1 entry daha
  • teolog (theos-logos'la/tanrı-bilim'le uğraşan) ve filozof (philos-sophia'yla/bilgi-candanlığı'yla uğraşan) olamayan ama beri yandan spekülatif ve ilahî teorilerden de kendini alamayan, bu yüzden teolojiden theos'u, felsefeden de sophia'yı alıp bir karışım oluşturan düşün insanıdır teozof. ne felsefenin ciddiyeti vardır onda, ne de teolojinin birbirine örülü ve güdümlü açıklama/hedefleri (kozmoloji, ahlâk, zihnî yükseliş vb.). bir nevi deve-kuşudur, ne devedir ne kuş. uçsa uçamaz, zahmete dayansa dayanamaz. kolaycıdır. çünkü olaylar arası bağlantıyı ilhama dayandırır, mevcut örgüyü mantıklı bir silsileyle alâkalandıramaz. hangi mantıktan yoksundur? belirleyici mantıktan. peki, bu belirleyici mantık nereden gelir? yunancasıyla logikos, latincesiyle ratio denilen bu mantığı belirleyici kılan şey "ölçü"dür. işte teosofinin değil, modern teosofinin kurucusu olan helena petrovna blavatsky gibilerinin adını daha sonradan "şarlatan"a çıkaran [1] şey de işte bunun yokluğudur, yani ölçünün.
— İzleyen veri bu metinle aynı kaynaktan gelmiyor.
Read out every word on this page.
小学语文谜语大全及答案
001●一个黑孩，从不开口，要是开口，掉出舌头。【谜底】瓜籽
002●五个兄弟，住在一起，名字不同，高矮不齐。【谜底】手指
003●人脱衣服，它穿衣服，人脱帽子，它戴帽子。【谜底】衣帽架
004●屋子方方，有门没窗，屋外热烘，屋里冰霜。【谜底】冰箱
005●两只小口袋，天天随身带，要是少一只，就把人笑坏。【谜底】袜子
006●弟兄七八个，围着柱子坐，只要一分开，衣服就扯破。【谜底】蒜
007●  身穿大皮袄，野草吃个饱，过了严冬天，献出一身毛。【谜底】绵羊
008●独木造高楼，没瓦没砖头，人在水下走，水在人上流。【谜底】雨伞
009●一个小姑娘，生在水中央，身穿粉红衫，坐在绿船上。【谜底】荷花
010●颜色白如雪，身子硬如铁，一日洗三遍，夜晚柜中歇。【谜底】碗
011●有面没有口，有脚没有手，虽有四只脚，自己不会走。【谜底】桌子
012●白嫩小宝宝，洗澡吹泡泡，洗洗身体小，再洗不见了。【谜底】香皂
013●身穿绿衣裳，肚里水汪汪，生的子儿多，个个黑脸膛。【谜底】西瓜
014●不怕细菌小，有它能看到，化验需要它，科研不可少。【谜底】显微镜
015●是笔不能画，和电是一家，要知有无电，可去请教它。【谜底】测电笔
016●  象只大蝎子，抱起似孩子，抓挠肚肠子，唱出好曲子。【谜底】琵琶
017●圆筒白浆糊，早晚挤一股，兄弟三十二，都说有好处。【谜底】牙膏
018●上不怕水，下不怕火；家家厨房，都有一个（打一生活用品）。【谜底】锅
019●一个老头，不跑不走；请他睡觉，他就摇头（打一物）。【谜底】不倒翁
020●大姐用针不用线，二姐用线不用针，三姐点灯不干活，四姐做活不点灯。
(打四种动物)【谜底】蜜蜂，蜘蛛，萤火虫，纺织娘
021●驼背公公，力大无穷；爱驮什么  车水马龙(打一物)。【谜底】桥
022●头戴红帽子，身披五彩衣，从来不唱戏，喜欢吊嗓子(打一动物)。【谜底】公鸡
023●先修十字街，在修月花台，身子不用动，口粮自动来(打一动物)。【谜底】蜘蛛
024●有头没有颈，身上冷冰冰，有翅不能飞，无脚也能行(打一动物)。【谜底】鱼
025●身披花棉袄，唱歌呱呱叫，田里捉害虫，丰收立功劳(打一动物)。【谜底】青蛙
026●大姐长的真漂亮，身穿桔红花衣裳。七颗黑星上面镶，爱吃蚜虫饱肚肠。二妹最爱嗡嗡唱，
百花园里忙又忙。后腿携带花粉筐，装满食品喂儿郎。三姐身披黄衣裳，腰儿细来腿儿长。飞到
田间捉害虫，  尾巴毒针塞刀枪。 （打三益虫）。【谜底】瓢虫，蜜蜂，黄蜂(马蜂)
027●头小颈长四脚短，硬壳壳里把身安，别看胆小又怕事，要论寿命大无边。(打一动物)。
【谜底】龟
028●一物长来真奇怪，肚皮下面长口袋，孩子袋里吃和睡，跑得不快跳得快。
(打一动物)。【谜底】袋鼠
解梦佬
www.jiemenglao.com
    peki, diyebilirsiniz ki "ölçüyü belirleyen ne?" ölçüyü belirleyen pozitif ilimlere yüklediğimiz anlamlar değil, aksine theos-sophia'nın (teozofi) içerdiği theos'u theos, sophia'yı da sophia kılan anlamlardır. bunu şunu şekilde açıklamak mümkün: bir araştırma sahası belirliyorsunuz; örneğin bazı kuşları inceleyerek kâhinlik yapıyorsunuz. bunun için etrüsklerin en üst düzeyde yetkinleştiği, augurium denilen kuşbiliciliği ilminin sağladığı terminolojiye sığınarak, bu ilmin meydana getirdiği kavramları kullanıyorsunuz. taş yerinde ağırdır derler ya, onun gibi, kavram da içinde bulunduğu terminolojide ağırdır (j. derrida isim hariç'te "tanrı veya başka bir şey hakkında söylenenleri, ne olursa olsun ya da kim olursa olsun, onlar hakkında söylemek gerekir" diyor, benim de kast ettiğim bu). theos'u incelediğinizi itiraf ettiğiniz andan itibaren, theos kavramının oluştuğu zemine ya sadık kalırsınız ya da onun dışına çıkarak çalışma alanınızın aslında sadece sözde theos'a dönük olduğunu kanıtlarsınız. hâl böyle olunca ölçüyü tutturamamış ilhamperver zihin de kendini ne filozof ne de teolog olarak görebilir; başka bir deve-kuşu uydurmak durumunda kalır. işte o deve-kuşu teozofidir. ucunu tanrısal ilhama dayandırdığınız her bilgi yığışı ölçüsünü ancak onu kurgulayandan alır; zaten ölçüsünü kaynaklandığı bilgi pınarına uygun olarak tutturabilse, o pınara göre başka bir isim alırdı. ama denmiyor; bu kişiye kâhin demiyoruz, peygamber demiyoruz, sofist demiyoruz, filozof demiyoruz, bilge demiyoruz, augur demiyoruz, bilim adamı demiyoruz, doğabilimci/fizikçi demiyoruz, simyacı demiyoruz, ne diyoruz? teozof. evde yapmaya kalkıştığınız yayla çorbasının ölçüsünü kaçırdığınız zaman, o yayla çorbası olmaktan çıkar başka bir şeye dönüşür. işte teozof, o başka şeyin aşçısıdır, ölçüsü belli olan yayla çorbasınındeğil. belki lapanın.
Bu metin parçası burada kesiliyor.